Life is not always beautiful

Sometimes though, we could be in a situation in which using a GraphQL client is not an option. Maybe the application is not ready yet to fully incorporate it, or maybe the server is not compatible with it yet (yes, I’ve seen this happening, I don’t know why, though).

Well, GraphQL feels like a fancy new thing but at the end you are still doing the same XHR requests, as you would with REST endpoints, so you can just use a simple HTTP client like axios:

import axios from 'axios';
import apiUrl from '../config';

axios({
  method: 'post',
  url: apiUrl,
  headers: {
    Authorization: localStorage.getItem('token'),
  },
  data: {
    query: `
      {
        allCandy {
          id
          name
          effects
        }
      }`,
  },
});

That works! But sometimes you will need to compose your query or mutation with params, and maybe you will feel tempted to do something like this:

import axios from 'axios';
import apiUrl from '../config';

axios({
  method: 'post',
  url: apiUrl,
  headers: {
    Authorization: localStorage.getItem('token'),
  },
  data: {
    query: `
      {
        collection(
          name: ${candyNameFilter} // 👈
        ) {
          name
          id
          feeds
        }
      }`,
  },
});

Template literals, right?! I can bring any variable into my string.

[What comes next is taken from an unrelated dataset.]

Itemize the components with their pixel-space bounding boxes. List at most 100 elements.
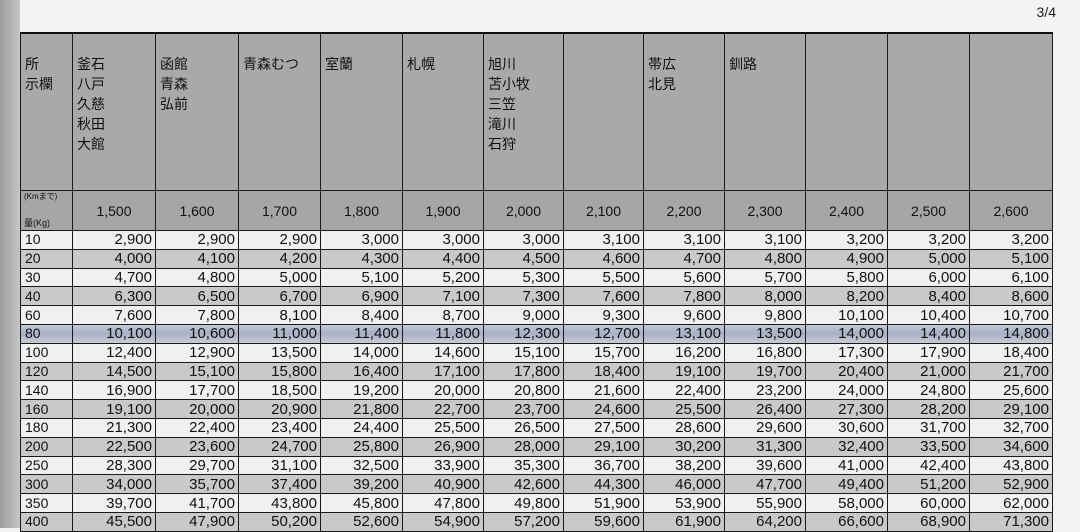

Yes, you can, but that would resolve to something like this:

name: Lollipop;

When the endpoint actually would probably expect:

name: 'Lollipop';

Well, then you could just put quotes around it:

candy((name: '${candyNameFilter}'));

And that fortunately will work! But doesn’t feel right. And if your variable is an object or an array, you will have to stringify and sometimes manipulate it so it gets to the desired format.

The solution

The good thing is we can still directly pass those variables without having to format them, with the help of two libraries:

First, declare your query and its variables — and their types (if in doubt, refer to the API documentation on GraphiQL):

import gql from 'graphql-tag';

const GET_CANDY = gql`
  query candy($name: String) {
    candy(name: $name) {
      id
      name
      effects
    }
  }
`;

When calling it, use graphql to print it. And the variables goes in a separate variables property:

import axios from 'axios';
import { print } from 'graphql';
import gql from 'graphql-tag';
import apiUrl from '../config';

const GET_CANDY = gql`
  query candy (
    $name: String
  ) {
    candy (
      name: $name
    ) {
      id
      name
      effects
    }
  }`;


axios({
  method: 'post',
  url: apiUrl,
  data: {
    query: print(GET_CANDY),
    variables: {
      name: candyNameFilter,
    }
  }
}).then(() => {
  // ...
}

That’s it! The query will be composed in the right, expected format by the server.

Also, by using graphql-tag you get syntax highlighting and linting capabilities depending on the editor and extensions that you are using.